Mme la baronne de Korf n'opposait, à ces objections, que de grands airs dépités: elle était, disait-elle, pressée de continuer son voyage. Cette impatience la perdit. On décida, après avoir délibéré, que les voyageurs ne se remettraient en route que le lendemain. Ce lendemain fut terrible. La troupe de déterminés qui, le sabre et le pistolet à la main, venait de fondre sur la voiture, se répand dans la ville et jette partout l'alarme. Un chirurgien de Varennes, Mangin, réveillé par ce bruit, entre dans la maison du procureur-syndic et reconnaît dans les cinq personnes arrêtées toute la famille royale qu'il avait vue à Paris durant les fêtes de la Fédération; il sort et va faire part de sa découverte à ses concitoyens. Alors la cloche de l'église s'ébranle; au bruit du tocsin répondent, de villages en villages, des tocsins éloignés. Le détachement de hussards qui était à Varennes veut faire un mouvement, les citoyens lui montrent quelques canons qu'on avait trouvés dans la ville et sur lesquels s'étend déjà une mèche allumée; il rend les armes.

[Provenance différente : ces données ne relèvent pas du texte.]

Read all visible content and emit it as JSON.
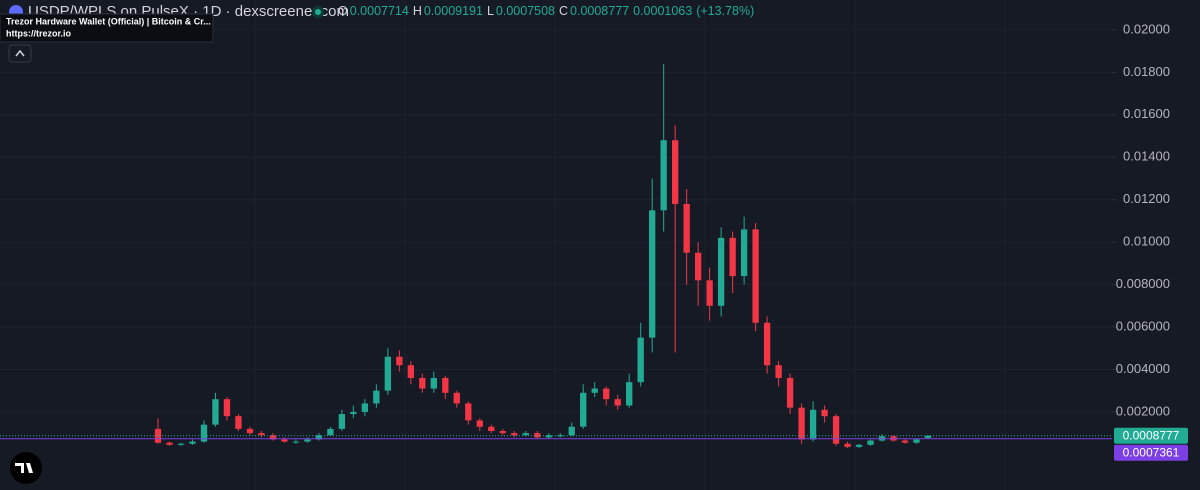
{
  "chart_data": {
    "type": "candlestick",
    "title": "USDP/WPLS on PulseX · 1D · dexscreener.com",
    "ohlc_legend": [
      {
        "label": "O",
        "value": 0.0007714
      },
      {
        "label": "H",
        "value": 0.0009191
      },
      {
        "label": "L",
        "value": 0.0007508
      },
      {
        "label": "C",
        "value": 0.0008777
      }
    ],
    "change": 0.0001063,
    "change_percent_label": "(+13.78%)",
    "tooltip": {
      "title": "Trezor Hardware Wallet (Official) | Bitcoin & Cr...",
      "url": "https://trezor.io"
    },
    "up_color": "#22ab94",
    "down_color": "#f23645",
    "open": [
      0.0012,
      0.00055,
      0.00045,
      0.0005,
      0.0006,
      0.0014,
      0.0026,
      0.0018,
      0.0012,
      0.001,
      0.0009,
      0.0007,
      0.0006,
      0.0006,
      0.0007,
      0.0009,
      0.0012,
      0.0019,
      0.002,
      0.0024,
      0.003,
      0.0046,
      0.0042,
      0.0036,
      0.0031,
      0.0036,
      0.0029,
      0.0024,
      0.0016,
      0.0013,
      0.0011,
      0.001,
      0.0009,
      0.001,
      0.0008,
      0.0009,
      0.0009,
      0.0013,
      0.0029,
      0.0031,
      0.0026,
      0.0023,
      0.0034,
      0.0055,
      0.0115,
      0.0148,
      0.0118,
      0.0095,
      0.0082,
      0.007,
      0.0102,
      0.0084,
      0.0106,
      0.0062,
      0.0042,
      0.0036,
      0.0022,
      0.0007,
      0.0021,
      0.0018,
      0.0005,
      0.00035,
      0.00045,
      0.00065,
      0.00085,
      0.00065,
      0.00055,
      0.0007714
    ],
    "high": [
      0.0017,
      0.0006,
      0.00055,
      0.0007,
      0.0016,
      0.0029,
      0.0027,
      0.0019,
      0.0013,
      0.0011,
      0.001,
      0.0008,
      0.0007,
      0.0008,
      0.001,
      0.0013,
      0.0021,
      0.0023,
      0.0026,
      0.0033,
      0.005,
      0.0049,
      0.0044,
      0.0038,
      0.0039,
      0.0037,
      0.003,
      0.0025,
      0.0017,
      0.0014,
      0.0012,
      0.0011,
      0.0011,
      0.0011,
      0.001,
      0.001,
      0.0015,
      0.0033,
      0.0034,
      0.0032,
      0.0028,
      0.0038,
      0.0062,
      0.013,
      0.0184,
      0.0155,
      0.0125,
      0.01,
      0.0088,
      0.0107,
      0.0105,
      0.0112,
      0.0109,
      0.0065,
      0.0044,
      0.0038,
      0.0024,
      0.0025,
      0.0023,
      0.0019,
      0.0006,
      0.0005,
      0.0007,
      0.00095,
      0.0009,
      0.0007,
      0.00075,
      0.0009191
    ],
    "low": [
      0.0005,
      0.0004,
      0.0004,
      0.00045,
      0.00055,
      0.0013,
      0.0016,
      0.0011,
      0.0009,
      0.0008,
      0.00065,
      0.00055,
      0.0005,
      0.00055,
      0.00065,
      0.00085,
      0.0011,
      0.0017,
      0.0018,
      0.0022,
      0.0028,
      0.0039,
      0.0033,
      0.0029,
      0.0029,
      0.0026,
      0.0022,
      0.0014,
      0.0011,
      0.001,
      0.0009,
      0.0008,
      0.00085,
      0.00075,
      0.00075,
      0.0008,
      0.00085,
      0.0012,
      0.0027,
      0.0023,
      0.0021,
      0.0022,
      0.0032,
      0.0048,
      0.0105,
      0.0048,
      0.008,
      0.007,
      0.0063,
      0.0065,
      0.0076,
      0.008,
      0.0058,
      0.0038,
      0.0032,
      0.0019,
      0.0005,
      0.0006,
      0.0015,
      0.0004,
      0.0003,
      0.0003,
      0.0004,
      0.0006,
      0.0006,
      0.0005,
      0.0005,
      0.0007508
    ],
    "close": [
      0.00055,
      0.00045,
      0.0005,
      0.0006,
      0.0014,
      0.0026,
      0.0018,
      0.0012,
      0.001,
      0.0009,
      0.0007,
      0.0006,
      0.0006,
      0.0007,
      0.0009,
      0.0012,
      0.0019,
      0.002,
      0.0024,
      0.003,
      0.0046,
      0.0042,
      0.0036,
      0.0031,
      0.0036,
      0.0029,
      0.0024,
      0.0016,
      0.0013,
      0.0011,
      0.001,
      0.0009,
      0.001,
      0.0008,
      0.0009,
      0.0009,
      0.0013,
      0.0029,
      0.0031,
      0.0026,
      0.0023,
      0.0034,
      0.0055,
      0.0115,
      0.0148,
      0.0118,
      0.0095,
      0.0082,
      0.007,
      0.0102,
      0.0084,
      0.0106,
      0.0062,
      0.0042,
      0.0036,
      0.0022,
      0.0007,
      0.0021,
      0.0018,
      0.0005,
      0.00035,
      0.00045,
      0.00065,
      0.00085,
      0.00065,
      0.00055,
      0.0007,
      0.0008777
    ],
    "last_price": 0.0008777,
    "last_price_color": "#22ab94",
    "line_price": 0.0007361,
    "line_price_color": "#7b3fe4",
    "ylim": [
      -0.00168,
      0.02141
    ],
    "yticks": [
      {
        "value": 0.02,
        "label": "0.02000"
      },
      {
        "value": 0.018,
        "label": "0.01800"
      },
      {
        "value": 0.016,
        "label": "0.01600"
      },
      {
        "value": 0.014,
        "label": "0.01400"
      },
      {
        "value": 0.012,
        "label": "0.01200"
      },
      {
        "value": 0.01,
        "label": "0.01000"
      },
      {
        "value": 0.008,
        "label": "0.008000"
      },
      {
        "value": 0.006,
        "label": "0.006000"
      },
      {
        "value": 0.004,
        "label": "0.004000"
      },
      {
        "value": 0.002,
        "label": "0.002000"
      }
    ],
    "grid": true
  }
}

Toujours rôdant, Drouet ne cesse de veiller sur sa proie.

Louis XVI n'avait plus qu'un moyen de s'ouvrir le chemin de la frontière, c'était de fléchir, par la douceur, les hommes qui le retenaient prisonnier. Le roi se jette dans les bras de M. Sausse, en l'implorant; la reine, demi-agenouillée, lui présente le dauphin; le procureur est inébranlable. Marie-Antoinette tente alors de fléchir le coeur de Mme Sausse: celle-ci se retranche derrière ses devoirs de mère, d'épouse et de citoyenne.--«Sire, je voudrais vous obliger, reprend le marchand de chandelles; mais la nation passe avant le roi. Si vos infortunes et vos larmes me touchent, je redoute aussi pour le pays les suites de ce voyage; les calamités publiques et la guerre civile me remuent encore plus le coeur que les désastres d'une famille. Quelle serait cette sensibilité aveugle, cruelle, qui aurait des yeux et des entrailles pour quelques augustes personnes, et qui ne regarderait pas au sort de plusieurs millions d'hommes? Je suis sujet de la Constitution; elle m'ordonne de vous arrêter.»

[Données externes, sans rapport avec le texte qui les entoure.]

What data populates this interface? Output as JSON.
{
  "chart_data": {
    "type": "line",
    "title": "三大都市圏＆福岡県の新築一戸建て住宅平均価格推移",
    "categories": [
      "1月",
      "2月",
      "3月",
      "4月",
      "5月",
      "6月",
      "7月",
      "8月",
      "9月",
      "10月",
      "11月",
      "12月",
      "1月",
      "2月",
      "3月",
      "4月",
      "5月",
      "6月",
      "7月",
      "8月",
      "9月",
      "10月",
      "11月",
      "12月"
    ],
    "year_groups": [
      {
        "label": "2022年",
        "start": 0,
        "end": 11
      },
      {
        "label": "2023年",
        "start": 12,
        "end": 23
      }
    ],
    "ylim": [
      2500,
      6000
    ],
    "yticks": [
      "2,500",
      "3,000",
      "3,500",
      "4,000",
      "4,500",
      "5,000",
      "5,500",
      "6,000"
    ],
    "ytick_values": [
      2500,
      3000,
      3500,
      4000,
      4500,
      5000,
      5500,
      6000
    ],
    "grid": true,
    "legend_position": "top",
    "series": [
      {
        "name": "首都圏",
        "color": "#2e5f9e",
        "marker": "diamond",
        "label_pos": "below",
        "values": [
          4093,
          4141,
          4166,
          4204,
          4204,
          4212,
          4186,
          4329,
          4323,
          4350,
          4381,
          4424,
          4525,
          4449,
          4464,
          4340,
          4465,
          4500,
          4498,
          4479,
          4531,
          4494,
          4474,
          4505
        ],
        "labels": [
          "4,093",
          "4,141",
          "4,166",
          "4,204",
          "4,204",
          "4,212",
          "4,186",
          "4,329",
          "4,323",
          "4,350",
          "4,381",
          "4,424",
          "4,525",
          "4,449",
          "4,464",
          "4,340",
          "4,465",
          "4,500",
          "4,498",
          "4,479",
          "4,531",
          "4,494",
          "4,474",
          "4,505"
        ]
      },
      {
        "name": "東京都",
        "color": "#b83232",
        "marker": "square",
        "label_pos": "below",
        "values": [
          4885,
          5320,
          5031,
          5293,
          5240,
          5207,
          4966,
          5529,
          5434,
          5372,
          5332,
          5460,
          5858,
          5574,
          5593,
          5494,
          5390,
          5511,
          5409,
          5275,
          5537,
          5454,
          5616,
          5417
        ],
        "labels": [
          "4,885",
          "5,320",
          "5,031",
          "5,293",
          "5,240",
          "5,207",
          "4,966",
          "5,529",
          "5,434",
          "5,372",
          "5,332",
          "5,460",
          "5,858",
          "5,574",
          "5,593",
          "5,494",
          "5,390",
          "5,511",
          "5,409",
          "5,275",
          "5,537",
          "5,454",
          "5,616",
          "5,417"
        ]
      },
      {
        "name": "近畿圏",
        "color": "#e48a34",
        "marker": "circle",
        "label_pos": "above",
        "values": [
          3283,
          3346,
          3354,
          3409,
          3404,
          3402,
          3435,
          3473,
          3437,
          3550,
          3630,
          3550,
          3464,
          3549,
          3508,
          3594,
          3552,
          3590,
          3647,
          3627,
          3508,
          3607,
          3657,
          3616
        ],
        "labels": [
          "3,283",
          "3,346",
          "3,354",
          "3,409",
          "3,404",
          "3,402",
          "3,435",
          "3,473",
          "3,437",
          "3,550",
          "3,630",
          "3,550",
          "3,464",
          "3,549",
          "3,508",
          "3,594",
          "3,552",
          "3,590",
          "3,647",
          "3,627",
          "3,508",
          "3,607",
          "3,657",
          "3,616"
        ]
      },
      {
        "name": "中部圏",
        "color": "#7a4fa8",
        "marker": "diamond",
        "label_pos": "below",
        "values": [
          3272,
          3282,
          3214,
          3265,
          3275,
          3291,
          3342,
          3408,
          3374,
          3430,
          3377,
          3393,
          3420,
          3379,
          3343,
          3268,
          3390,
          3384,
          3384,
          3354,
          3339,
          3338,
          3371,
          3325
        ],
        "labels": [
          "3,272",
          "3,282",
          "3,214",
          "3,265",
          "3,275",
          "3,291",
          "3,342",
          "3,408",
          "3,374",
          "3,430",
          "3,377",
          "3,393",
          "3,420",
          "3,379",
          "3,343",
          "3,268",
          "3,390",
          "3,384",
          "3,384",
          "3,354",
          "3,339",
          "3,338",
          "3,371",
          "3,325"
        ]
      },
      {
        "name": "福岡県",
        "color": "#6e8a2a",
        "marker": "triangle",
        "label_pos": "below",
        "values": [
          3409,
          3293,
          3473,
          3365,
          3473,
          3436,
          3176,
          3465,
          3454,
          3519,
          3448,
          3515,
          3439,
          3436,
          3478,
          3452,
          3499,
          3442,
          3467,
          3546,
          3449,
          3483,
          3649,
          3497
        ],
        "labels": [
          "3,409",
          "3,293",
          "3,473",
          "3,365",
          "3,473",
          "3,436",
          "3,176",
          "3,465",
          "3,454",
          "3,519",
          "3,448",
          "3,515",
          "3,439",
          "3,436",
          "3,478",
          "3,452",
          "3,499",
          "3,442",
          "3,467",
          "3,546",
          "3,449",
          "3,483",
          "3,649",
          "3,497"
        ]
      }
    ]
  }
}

Le jour, si matinal au mois de juin, commençait à éclairer la misérable échoppe qui avait servi de Louvre, cette nuit-là, à un roi fuyard et à une dynastie vagabonde. Les enfants dormaient d'un mauvais sommeil, durant lequel retentissaient, à travers leurs rêves, des pas de chevaux, des cris, des cliquetis d'armes. Toutes les cloches du canton répandaient dans les airs leurs tintements redoublés. La reine, que cette sombre musique impatientait, s'écria: «Quand auront-ils donc fini leurs bruits détestables?--Madame, répondit Sausse gravement, c'est le bruit de toute la France!»

Cependant un des affidés de Bouillé, voyant les hussards mêlés à la foule qui couvre la place, tente une dernière fois de faire appel à leur dévouement: «Hussards, leur crie-t-il, tenez-vous pour la nation ou pour le roi?--Pour la nation!» répondent d'une seule voix les soldats. La question ainsi posée décidait du sort de la monarchie: le roi de France n'était plus qu'un étranger dans son royaume.